Женя пододвигается к Стасу. Они целуются.
* * *
Грузовая «газель» катится по ночному шоссе. За окнами изредка мелькают вывески придорожных кафе, автозаправки.
Спереди, рядом с водителем – Оля и Саша.
– …бизнесом заниматься у нас можно, только если нормальные связи, – говорит водитель, плотный хмурый мужик в кепке, немного за сорок. – Или в ментовке, или в администрации города. Если нет – можешь дергаться сколько угодно, но результат один и тот же: мышиная возня. Я, конечно, не знаю, как там у вас, а у нас здесь все просто: приходит одна проверка, потом другая. Сначала пожарники, потом санэпидстанция, потом налоговая… И все обязательно находят что-нибудь и выписывают штрафы. А почему, спрашивается, находят? Потому что у нас все законы написаны так, что их соблюдать в принципе невозможно. В результате можно, извиняюсь, доебаться до любого. Так все эти козлины, другого слова просто нет, и работают: наехать с проверками, снять штрафы… Если б хотя бы они все по-честному делали – ко всем приходили. А приходят ведь только к тем, на кого их натравят. Как цепные, сука, псы… Мне открытым текстом говорили: надо дать тому-то и тому-то столько-то и столько-то. Причем не бандосы никакие говорили, а менты и всякие начальники. Но если я им столько отслюнявлю, то мне ни на себя, ни на семью ни хера не останется. Какой тогда смысл заниматься бизнесом? У меня сейчас на ИП штрафов висит – немерено. Даже и не представляю, что делать… Закрываться, наверно, придется и опять работать на дядю… – Мужик некоторое время молчит, смотрит на пустое шоссе. – Я вас высажу перед Советским, ладно?
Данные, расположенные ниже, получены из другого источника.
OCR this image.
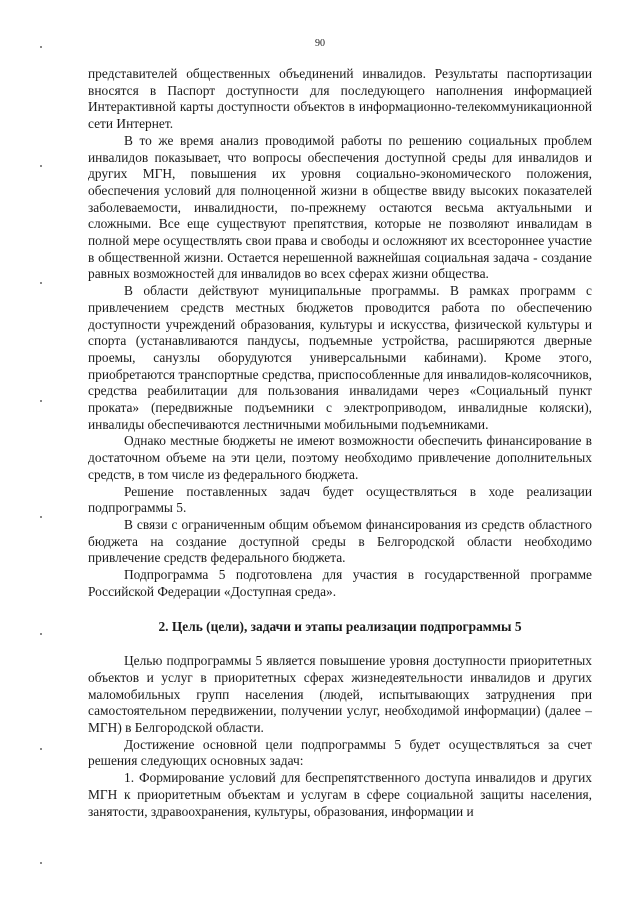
90

представителей общественных объединений инвалидов. Результаты паспортизации вносятся в Паспорт доступности для последующего наполнения информацией Интерактивной карты доступности объектов в информационно-телекоммуникационной сети Интернет.

В то же время анализ проводимой работы по решению социальных проблем инвалидов показывает, что вопросы обеспечения доступной среды для инвалидов и других МГН, повышения их уровня социально-экономического положения, обеспечения условий для полноценной жизни в обществе ввиду высоких показателей заболеваемости, инвалидности, по-прежнему остаются весьма актуальными и сложными. Все еще существуют препятствия, которые не позволяют инвалидам в полной мере осуществлять свои права и свободы и осложняют их всестороннее участие в общественной жизни. Остается нерешенной важнейшая социальная задача - создание равных возможностей для инвалидов во всех сферах жизни общества.

В области действуют муниципальные программы. В рамках программ с привлечением средств местных бюджетов проводится работа по обеспечению доступности учреждений образования, культуры и искусства, физической культуры и спорта (устанавливаются пандусы, подъемные устройства, расширяются дверные проемы, санузлы оборудуются универсальными кабинами). Кроме этого, приобретаются транспортные средства, приспособленные для инвалидов-колясочников, средства реабилитации для пользования инвалидами через «Социальный пункт проката» (передвижные подъемники с электроприводом, инвалидные коляски), инвалиды обеспечиваются лестничными мобильными подъемниками.

Однако местные бюджеты не имеют возможности обеспечить финансирование в достаточном объеме на эти цели, поэтому необходимо привлечение дополнительных средств, в том числе из федерального бюджета.

Решение поставленных задач будет осуществляться в ходе реализации подпрограммы 5.

В связи с ограниченным общим объемом финансирования из средств областного бюджета на создание доступной среды в Белгородской области необходимо привлечение средств федерального бюджета.

Подпрограмма 5 подготовлена для участия в государственной программе Российской Федерации «Доступная среда».

2. Цель (цели), задачи и этапы реализации подпрограммы 5

Целью подпрограммы 5 является повышение уровня доступности приоритетных объектов и услуг в приоритетных сферах жизнедеятельности инвалидов и других маломобильных групп населения (людей, испытывающих затруднения при самостоятельном передвижении, получении услуг, необходимой информации) (далее – МГН) в Белгородской области.

Достижение основной цели подпрограммы 5 будет осуществляться за счет решения следующих основных задач:

1. Формирование условий для беспрепятственного доступа инвалидов и других МГН к приоритетным объектам и услугам в сфере социальной защиты населения, занятости, здравоохранения, культуры, образования, информации и
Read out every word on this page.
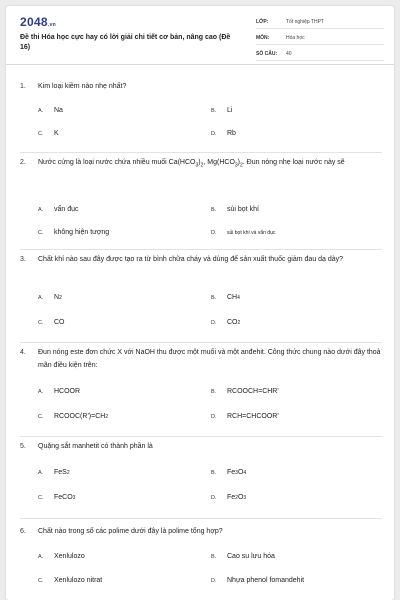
2048.vn
Đề thi Hóa học cực hay có lời giải chi tiết cơ bản, nâng cao (Đề 16)
LỚP:	Tốt nghiệp THPT
MÔN:	Hóa học
SỐ CÂU:	40
1.	Kim loại kiềm nào nhẹ nhất?
A.	Na	B.	Li
C.	K	D.	Rb
2.	Nước cứng là loại nước chứa nhiều muối $Ca(HCO_3)_2$, $Mg(HCO_3)_2$. Đun nóng nhẹ loại nước này sẽ
A.	vẩn đục	B.	sủi bọt khí
C.	không hiện tượng	D.	sủi bọt khí và vẩn đục
3.	Chất khí nào sau đây được tạo ra từ bình chữa cháy và dùng để sản xuất thuốc giảm đau dạ dày?
A.	N 2	B.	CH 4
C.	CO	D.	CO 2
4.	Đun nóng este đơn chức X với NaOH thu được một muối và một anđehit. Công thức chung nào dưới đây thoả mãn điều kiện trên:
A.	HCOOR	B.	RCOOCH=CHR'
C.	RCOOC(R')=CH 2	D.	RCH=CHCOOR'
5.	Quặng sắt manhetit có thành phần là
A.	FeS 2	B.	Fe 3 O 4
C.	FeCO 3	D.	Fe 2 O 3
6.	Chất nào trong số các polime dưới đây là polime tổng hợp?
A.	Xenlulozo	B.	Cao su lưu hóa
C.	Xenlulozo nitrat	D.	Nhựa phenol fomandehit
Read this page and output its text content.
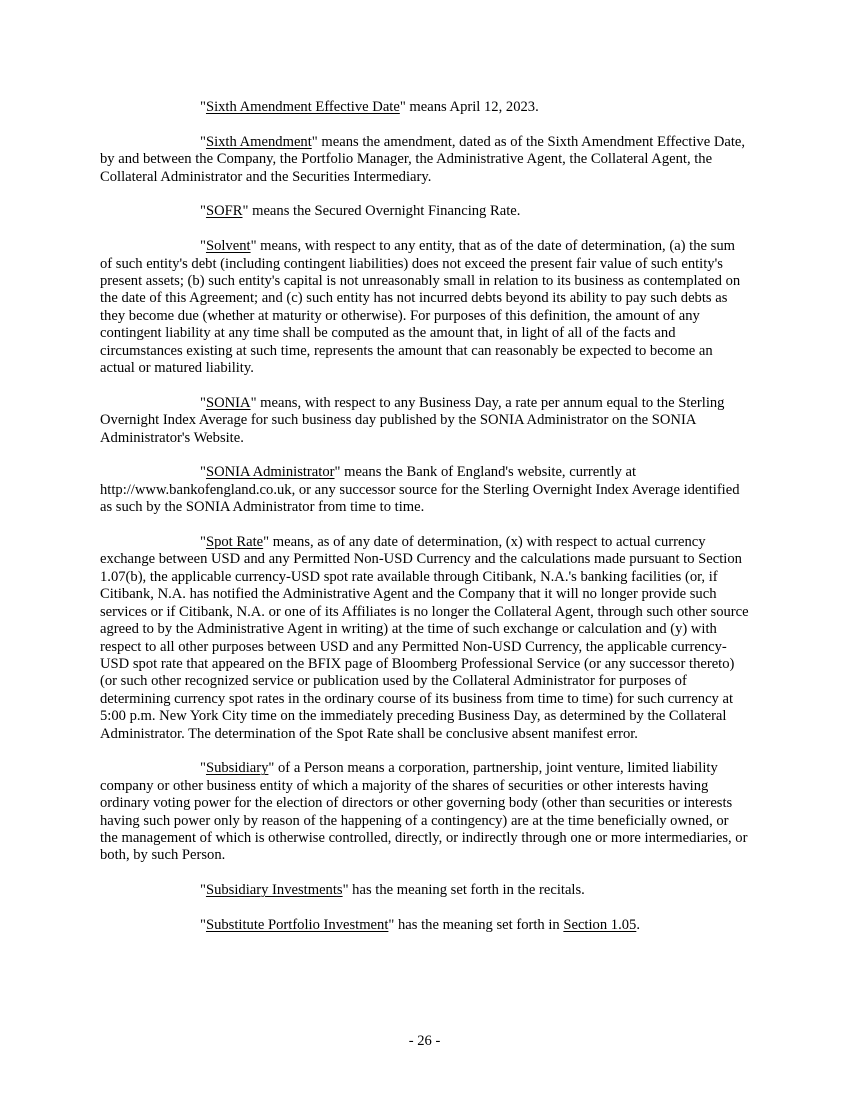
"Sixth Amendment Effective Date" means April 12, 2023.

"Sixth Amendment" means the amendment, dated as of the Sixth Amendment Effective Date, by and between the Company, the Portfolio Manager, the Administrative Agent, the Collateral Agent, the Collateral Administrator and the Securities Intermediary.

"SOFR" means the Secured Overnight Financing Rate.

"Solvent" means, with respect to any entity, that as of the date of determination, (a) the sum of such entity's debt (including contingent liabilities) does not exceed the present fair value of such entity's present assets; (b) such entity's capital is not unreasonably small in relation to its business as contemplated on the date of this Agreement; and (c) such entity has not incurred debts beyond its ability to pay such debts as they become due (whether at maturity or otherwise). For purposes of this definition, the amount of any contingent liability at any time shall be computed as the amount that, in light of all of the facts and circumstances existing at such time, represents the amount that can reasonably be expected to become an actual or matured liability.

"SONIA" means, with respect to any Business Day, a rate per annum equal to the Sterling Overnight Index Average for such business day published by the SONIA Administrator on the SONIA Administrator's Website.

"SONIA Administrator" means the Bank of England's website, currently at http://www.bankofengland.co.uk, or any successor source for the Sterling Overnight Index Average identified as such by the SONIA Administrator from time to time.

"Spot Rate" means, as of any date of determination, (x) with respect to actual currency exchange between USD and any Permitted Non-USD Currency and the calculations made pursuant to Section 1.07(b), the applicable currency-USD spot rate available through Citibank, N.A.'s banking facilities (or, if Citibank, N.A. has notified the Administrative Agent and the Company that it will no longer provide such services or if Citibank, N.A. or one of its Affiliates is no longer the Collateral Agent, through such other source agreed to by the Administrative Agent in writing) at the time of such exchange or calculation and (y) with respect to all other purposes between USD and any Permitted Non-USD Currency, the applicable currency-USD spot rate that appeared on the BFIX page of Bloomberg Professional Service (or any successor thereto) (or such other recognized service or publication used by the Collateral Administrator for purposes of determining currency spot rates in the ordinary course of its business from time to time) for such currency at 5:00 p.m. New York City time on the immediately preceding Business Day, as determined by the Collateral Administrator. The determination of the Spot Rate shall be conclusive absent manifest error.

"Subsidiary" of a Person means a corporation, partnership, joint venture, limited liability company or other business entity of which a majority of the shares of securities or other interests having ordinary voting power for the election of directors or other governing body (other than securities or interests having such power only by reason of the happening of a contingency) are at the time beneficially owned, or the management of which is otherwise controlled, directly, or indirectly through one or more intermediaries, or both, by such Person.

"Subsidiary Investments" has the meaning set forth in the recitals.

"Substitute Portfolio Investment" has the meaning set forth in Section 1.05.

- 26 -
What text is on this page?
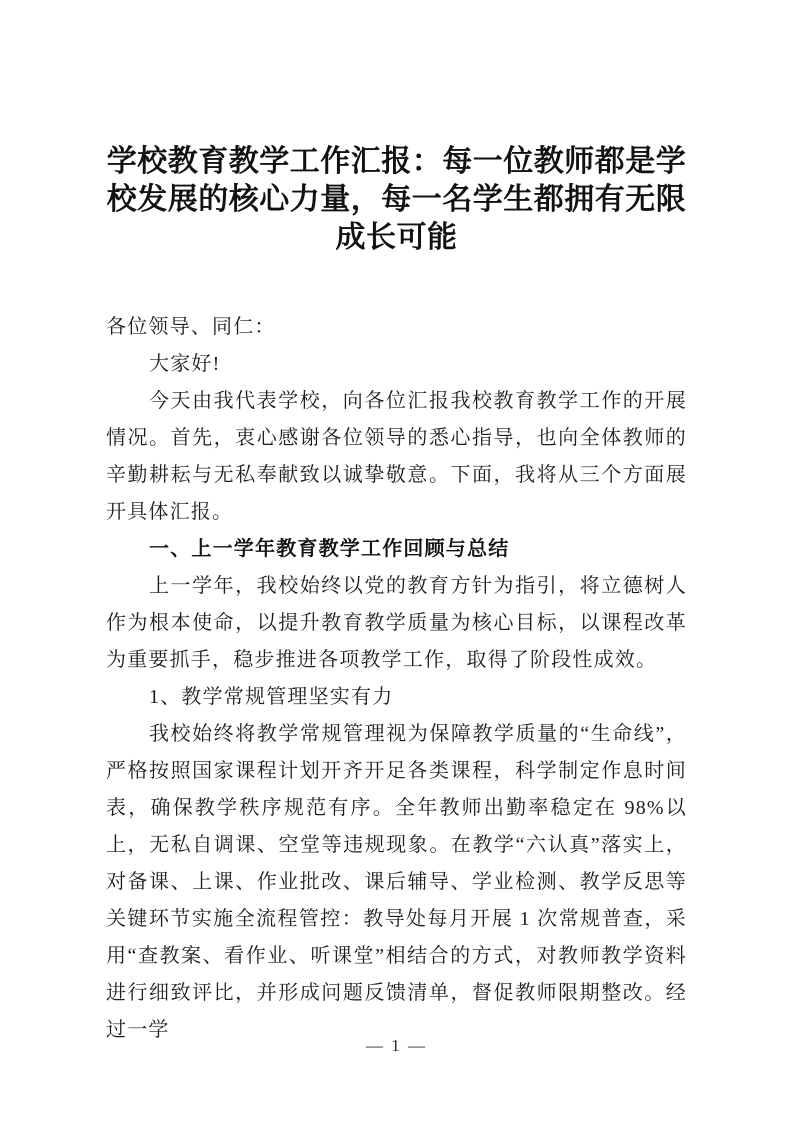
学校教育教学工作汇报：每一位教师都是学校发展的核心力量，每一名学生都拥有无限成长可能

各位领导、同仁：

大家好!

今天由我代表学校，向各位汇报我校教育教学工作的开展情况。首先，衷心感谢各位领导的悉心指导，也向全体教师的辛勤耕耘与无私奉献致以诚挚敬意。下面，我将从三个方面展开具体汇报。

一、上一学年教育教学工作回顾与总结

上一学年，我校始终以党的教育方针为指引，将立德树人作为根本使命，以提升教育教学质量为核心目标，以课程改革为重要抓手，稳步推进各项教学工作，取得了阶段性成效。

1、教学常规管理坚实有力

我校始终将教学常规管理视为保障教学质量的“生命线”，严格按照国家课程计划开齐开足各类课程，科学制定作息时间表，确保教学秩序规范有序。全年教师出勤率稳定在 98%以上，无私自调课、空堂等违规现象。在教学“六认真”落实上，对备课、上课、作业批改、课后辅导、学业检测、教学反思等关键环节实施全流程管控：教导处每月开展 1 次常规普查，采用“查教案、看作业、听课堂”相结合的方式，对教师教学资料进行细致评比，并形成问题反馈清单，督促教师限期整改。经过一学

— 1 —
А то я потом на Дьяков ухожу…
Саша кивает.
«Газель» останавливается на перекрестке. Оля и Саша, с рюкзаками, выпрыгивают из кабины. Машина уезжает. Они бросают рюкзаки на землю.
Кусок перекрестка освещен оранжевыми фонарями. Продавщица закусочной пьет чай из пластикового стакана. Несколько таксистов-«бомбил» курят у своих машин. Старухи продают варенье в банках и яблоки.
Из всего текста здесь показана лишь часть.